Sitting alongside the Central Library, the Tiled Hall was one of the splendours of Victorian Leeds. Dubbed the 'Municipal Palace', its grand architecture is a testament to Victorian civic pride
The Municipal Buildings were opened on 17th April 1884 by the Mayor Alderman Edwin Woodhouse. This followed a competition to design the new buildings won by George Corson.
The building was divided into the ‘business’ side which fronted onto Calverley Street and the ‘popular’ side which fronted onto Centenary Street now the Headrow. The popular side was occupied by the Free Public Library and took up less than a third of the whole building.

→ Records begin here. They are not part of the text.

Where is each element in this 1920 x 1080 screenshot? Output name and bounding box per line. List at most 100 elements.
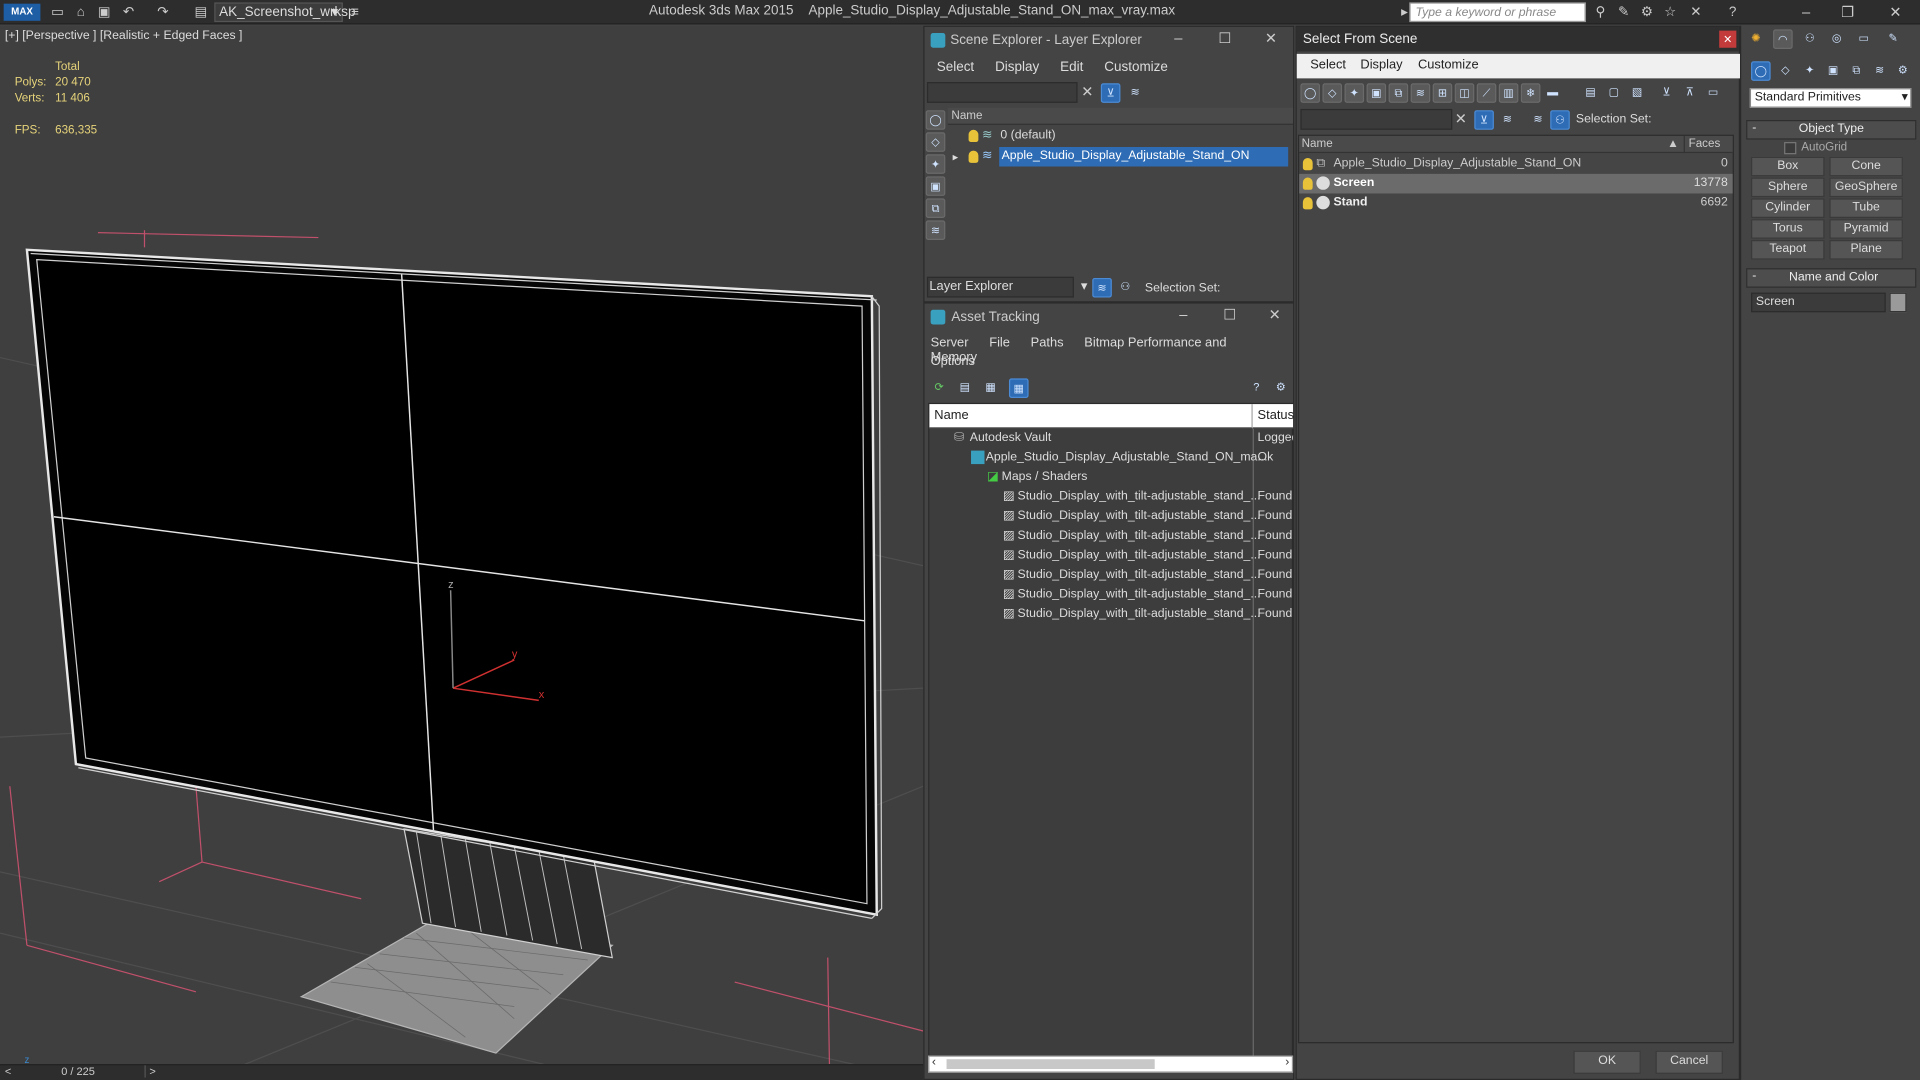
select-invert-icon[interactable]: ▧	[1627, 83, 1647, 103]
clear-search-icon[interactable]: ✕	[1455, 110, 1467, 127]
display-bones-icon[interactable]: ⟋	[1476, 83, 1497, 103]
teapot-button[interactable]: Teapot	[1751, 240, 1825, 260]
scrollbar-thumb[interactable]	[946, 1059, 1155, 1069]
menu-customize[interactable]: Customize	[1418, 58, 1479, 73]
asset-row[interactable]: Apple_Studio_Display_Adjustable_Stand_ON…	[929, 448, 1293, 468]
list-view-icon[interactable]: ▤	[955, 378, 975, 398]
menu-customize[interactable]: Customize	[1104, 60, 1168, 75]
perspective-viewport[interactable]: x y z z x [+] [Perspective ] [Realistic …	[0, 25, 924, 1065]
time-next-button[interactable]: >	[144, 1065, 156, 1078]
maximize-icon[interactable]: ☐	[1218, 29, 1231, 46]
menu-options[interactable]: Options	[931, 354, 975, 369]
asset-tracking-titlebar[interactable]: Asset Tracking – ☐ ✕	[924, 303, 1294, 331]
asset-row[interactable]: ▨ Studio_Display_with_tilt-adjustable_st…	[929, 507, 1293, 527]
rollout-collapse-icon[interactable]: -	[1752, 121, 1756, 134]
sphere-button[interactable]: Sphere	[1751, 177, 1825, 198]
hierarchy-icon[interactable]: ⚇	[1116, 278, 1136, 298]
clear-search-icon[interactable]: ✕	[1081, 83, 1093, 100]
scene-explorer-column-name[interactable]: Name	[947, 107, 1294, 125]
object-name-input[interactable]: Screen	[1751, 292, 1886, 313]
object-color-swatch[interactable]	[1889, 292, 1907, 313]
object-category-dropdown[interactable]: Standard Primitives ▾	[1749, 88, 1912, 108]
pyramid-button[interactable]: Pyramid	[1829, 219, 1903, 239]
workspace-dropdown[interactable]: AK_Screenshot_wrksp ▾	[214, 2, 355, 23]
object-column-name[interactable]: Name ▲	[1299, 135, 1684, 154]
binoculars-icon[interactable]: ⚲	[1592, 4, 1609, 21]
filter-icon[interactable]: ⊻	[1474, 110, 1494, 130]
utilities-icon[interactable]: ✎	[1883, 29, 1903, 49]
asset-row[interactable]: ▨ Studio_Display_with_tilt-adjustable_st…	[929, 566, 1293, 586]
scroll-right-icon[interactable]: ›	[1285, 1056, 1289, 1069]
menu-select[interactable]: Select	[937, 60, 974, 75]
visibility-bulb-icon[interactable]	[1302, 177, 1313, 190]
display-groups-icon[interactable]: ⊞	[1432, 83, 1453, 103]
app-logo-icon[interactable]: MAX	[3, 3, 41, 21]
display-cameras-icon[interactable]: ▣	[1366, 83, 1387, 103]
lights-category-icon[interactable]: ✦	[1800, 61, 1820, 81]
menu-server[interactable]: Server	[931, 336, 969, 351]
object-column-faces[interactable]: Faces	[1683, 135, 1733, 154]
subscription-icon[interactable]: ⚙	[1638, 4, 1655, 21]
menu-select[interactable]: Select	[1310, 58, 1346, 73]
sun-light-icon[interactable]: ✺	[1746, 29, 1766, 49]
layer-visibility-bulb-icon[interactable]	[968, 129, 979, 143]
geosphere-button[interactable]: GeoSphere	[1829, 177, 1903, 198]
systems-category-icon[interactable]: ⚙	[1893, 61, 1913, 81]
cone-button[interactable]: Cone	[1829, 156, 1903, 177]
viewport-label[interactable]: [+] [Perspective ] [Realistic + Edged Fa…	[5, 29, 243, 42]
layer-stack-icon[interactable]: ≋	[1125, 83, 1145, 103]
layer-explorer-icon[interactable]: ≋	[1092, 277, 1112, 298]
explorer-type-dropdown[interactable]: Layer Explorer ▾	[926, 276, 1087, 298]
menu-display[interactable]: Display	[995, 60, 1039, 75]
display-frozen-icon[interactable]: ❄	[1520, 83, 1541, 103]
thumbnail-view-icon[interactable]: ▦	[981, 378, 1001, 398]
new-file-icon[interactable]: ▭	[49, 4, 66, 21]
hierarchy-icon[interactable]: ⚇	[1550, 110, 1570, 130]
tube-button[interactable]: Tube	[1829, 198, 1903, 218]
plane-button[interactable]: Plane	[1829, 240, 1903, 260]
ok-button[interactable]: OK	[1573, 1050, 1641, 1074]
torus-button[interactable]: Torus	[1751, 219, 1825, 239]
motion-panel-icon[interactable]: ◎	[1827, 29, 1847, 49]
minimize-icon[interactable]: –	[1174, 29, 1182, 46]
display-geometry-icon[interactable]: ◯	[925, 110, 946, 130]
asset-row[interactable]: ▨ Studio_Display_with_tilt-adjustable_st…	[929, 487, 1293, 507]
horizontal-scrollbar[interactable]: ‹ ›	[928, 1055, 1294, 1073]
help-icon[interactable]: ?	[1724, 4, 1741, 21]
select-none-icon[interactable]: ▢	[1604, 83, 1624, 103]
display-cameras-icon[interactable]: ▣	[925, 176, 946, 196]
close-icon[interactable]: ✕	[1265, 29, 1277, 46]
refresh-icon[interactable]: ⟳	[929, 378, 949, 398]
workspace-menu-icon[interactable]: ≡	[347, 4, 364, 21]
close-icon[interactable]: ✕	[1269, 306, 1281, 323]
cameras-category-icon[interactable]: ▣	[1823, 61, 1843, 81]
table-view-icon[interactable]: ▦	[1008, 378, 1029, 398]
undo-icon[interactable]: ↶	[120, 4, 137, 21]
layer-row-default[interactable]: ≋ 0 (default)	[948, 126, 1293, 146]
cylinder-button[interactable]: Cylinder	[1751, 198, 1825, 218]
layer-stack-icon[interactable]: ≋	[1498, 110, 1518, 130]
settings-icon[interactable]: ⚙	[1271, 378, 1291, 398]
asset-row[interactable]: ▨ Studio_Display_with_tilt-adjustable_st…	[929, 527, 1293, 547]
object-row[interactable]: Stand 6692	[1299, 193, 1732, 213]
asset-row[interactable]: ▨ Studio_Display_with_tilt-adjustable_st…	[929, 546, 1293, 566]
select-from-scene-titlebar[interactable]: Select From Scene ✕	[1296, 26, 1739, 52]
hierarchy-panel-icon[interactable]: ⚇	[1800, 29, 1820, 49]
display-spacewarps-icon[interactable]: ≋	[1410, 83, 1431, 103]
display-hidden-icon[interactable]: ▬	[1543, 83, 1563, 103]
filter-icon[interactable]: ⊻	[1657, 83, 1677, 103]
display-shapes-icon[interactable]: ◇	[925, 132, 946, 152]
autogrid-checkbox[interactable]	[1784, 142, 1797, 155]
display-panel-icon[interactable]: ▭	[1854, 29, 1874, 49]
rollout-collapse-icon[interactable]: -	[1752, 269, 1756, 282]
minimize-icon[interactable]: –	[1796, 2, 1816, 22]
display-xrefs-icon[interactable]: ◫	[1454, 83, 1475, 103]
helpers-category-icon[interactable]: ⧉	[1847, 61, 1867, 81]
asset-column-status[interactable]: Status	[1252, 404, 1294, 429]
modify-panel-icon[interactable]: ◠	[1773, 29, 1793, 49]
time-prev-button[interactable]: <	[5, 1065, 11, 1077]
layer-row-selected[interactable]: ▸ ≋ Apple_Studio_Display_Adjustable_Stan…	[948, 146, 1293, 167]
project-folder-icon[interactable]: ▤	[192, 4, 209, 21]
close-icon[interactable]: ✕	[1719, 30, 1737, 48]
display-lights-icon[interactable]: ✦	[925, 154, 946, 174]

This consisted of a reading room, lending library and reference library. The reading room was sited in the Tiled Hall at the front of the building. The Yorkshireman described the reading room on opening as ‘a magnificent place. The floor is the finest parquetry in oak, walnut and ebony..’ The roof was so magnificent it was feared that ‘people will be continually gazing up at it, instead of quietly reading the magazines and newspapers.’
The original reading room or Tiled Hall at the front of the building is 80 ft x 40ft. It is divided into a nave and aisles by arches supported by granite pillars. The tiled walls have medallion portraits in relief of Homer, Shakespeare, Milton, Goethe, Burns, Scott, Horace and Macaulay. The vaulted ceiling is covered in mosaic with hexagonal bricks of various colours with golden bosses. These ceiling bosses were part of the Victorian ventilation system.

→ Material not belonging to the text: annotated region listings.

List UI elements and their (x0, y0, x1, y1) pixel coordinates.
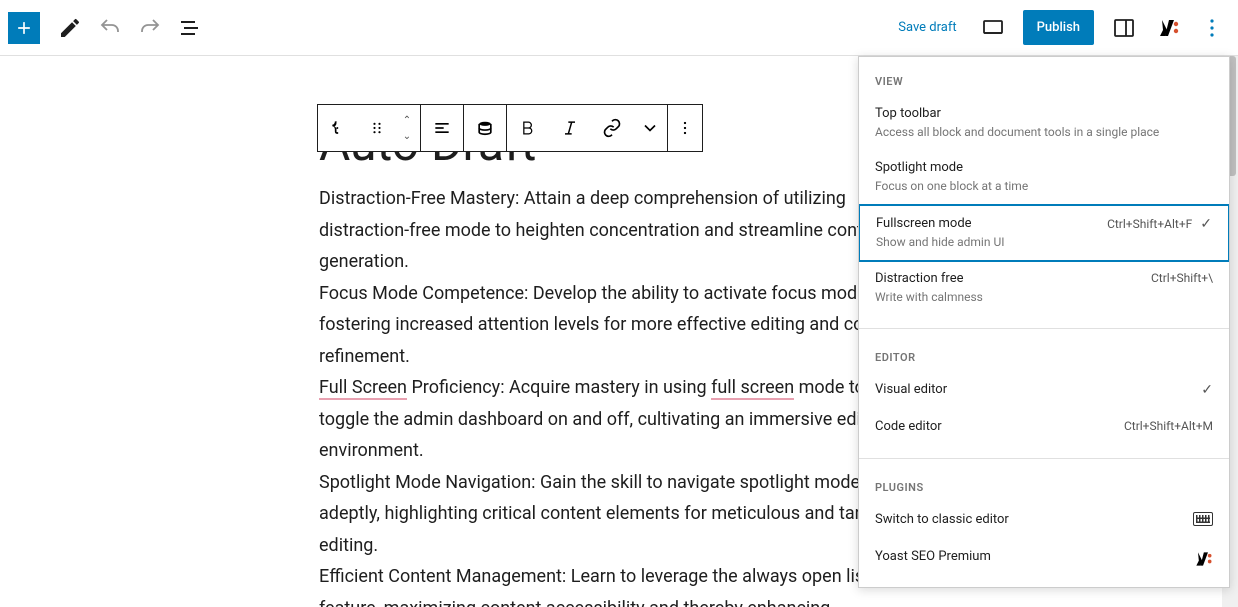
menu-item-top-toolbar[interactable]: Top toolbar Access all block and documen… (859, 96, 1229, 150)
document-overview-button[interactable] (172, 10, 208, 46)
menu-item-visual-editor[interactable]: Visual editor ✓ (859, 372, 1229, 409)
stack-button[interactable] (464, 105, 506, 151)
save-draft-button[interactable]: Save draft (888, 14, 966, 41)
topbar-right: Save draft Publish (888, 10, 1230, 46)
menu-item-classic-editor[interactable]: Switch to classic editor (859, 502, 1229, 539)
more-formatting-button[interactable] (633, 105, 667, 151)
block-mover[interactable]: ⌃ ⌄ (394, 105, 420, 151)
yoast-button[interactable] (1150, 10, 1186, 46)
preview-button[interactable] (975, 10, 1011, 46)
bold-button[interactable] (507, 105, 549, 151)
move-up-button[interactable]: ⌃ (394, 112, 420, 128)
keyboard-icon (1193, 512, 1213, 526)
publish-button[interactable]: Publish (1023, 10, 1094, 45)
topbar-left (8, 10, 208, 46)
menu-item-spotlight[interactable]: Spotlight mode Focus on one block at a t… (859, 150, 1229, 204)
yoast-icon (1193, 549, 1213, 569)
settings-sidebar-button[interactable] (1106, 10, 1142, 46)
menu-item-code-editor[interactable]: Code editor Ctrl+Shift+Alt+M (859, 409, 1229, 446)
block-toolbar: ⌃ ⌄ (317, 104, 703, 152)
add-block-button[interactable] (8, 12, 40, 44)
paragraph-block[interactable]: Distraction-Free Mastery: Attain a deep … (319, 183, 919, 607)
redo-button[interactable] (132, 10, 168, 46)
shortcut-text: Ctrl+Shift+\ (1151, 271, 1213, 285)
check-icon: ✓ (1201, 382, 1213, 398)
italic-button[interactable] (549, 105, 591, 151)
shortcut-text: Ctrl+Shift+Alt+M (1124, 419, 1213, 433)
options-dropdown: View Top toolbar Access all block and do… (858, 56, 1230, 588)
shortcut-text: Ctrl+Shift+Alt+F (1107, 217, 1192, 231)
menu-item-fullscreen[interactable]: Fullscreen mode Show and hide admin UI C… (858, 204, 1230, 262)
align-button[interactable] (421, 105, 463, 151)
menu-item-distraction-free[interactable]: Distraction free Write with calmness Ctr… (859, 261, 1229, 315)
move-down-button[interactable]: ⌄ (394, 128, 420, 144)
menu-section-view: View (859, 65, 1229, 96)
undo-button[interactable] (92, 10, 128, 46)
menu-section-editor: Editor (859, 341, 1229, 372)
more-options-button[interactable] (1194, 10, 1230, 46)
menu-section-plugins: Plugins (859, 471, 1229, 502)
editor-topbar: Save draft Publish (0, 0, 1238, 56)
menu-item-yoast-premium[interactable]: Yoast SEO Premium (859, 539, 1229, 579)
block-more-options-button[interactable] (668, 105, 702, 151)
check-icon: ✓ (1200, 216, 1212, 232)
block-type-button[interactable] (318, 105, 360, 151)
drag-handle-button[interactable] (360, 105, 394, 151)
tools-button[interactable] (52, 10, 88, 46)
link-button[interactable] (591, 105, 633, 151)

When the Art Gallery was erected in 1888, the Tiled Hall formerly the Reading room, was then converted to a sculpture gallery and the Reading room was transferred to the Art Gallery and renamed the News Room.
In 1955 the Commercial and Technical Library moved into the Tiled Hall. The library was then able to expand and have both a lending and a reference collection. A gallery for staff use was also created where further book stock was shelved and work space was created for the typists from the cataloguing department. The ceiling and walls of the Tiled Hall were then hidden for nearly fifty years behind a false ceiling, bookcases and panelling.
In 1999 when the Central Library building closed for refurbishment and rewiring, the 1950s panelling and bookcases were removed along with the false ceiling to once more reveal the Tiled Hall and the inevitable damage caused by the work done in the 1950s. The present restoration work has now fully restored the Tiled Hall to its original magnificence and is now home to a shop and stylish café.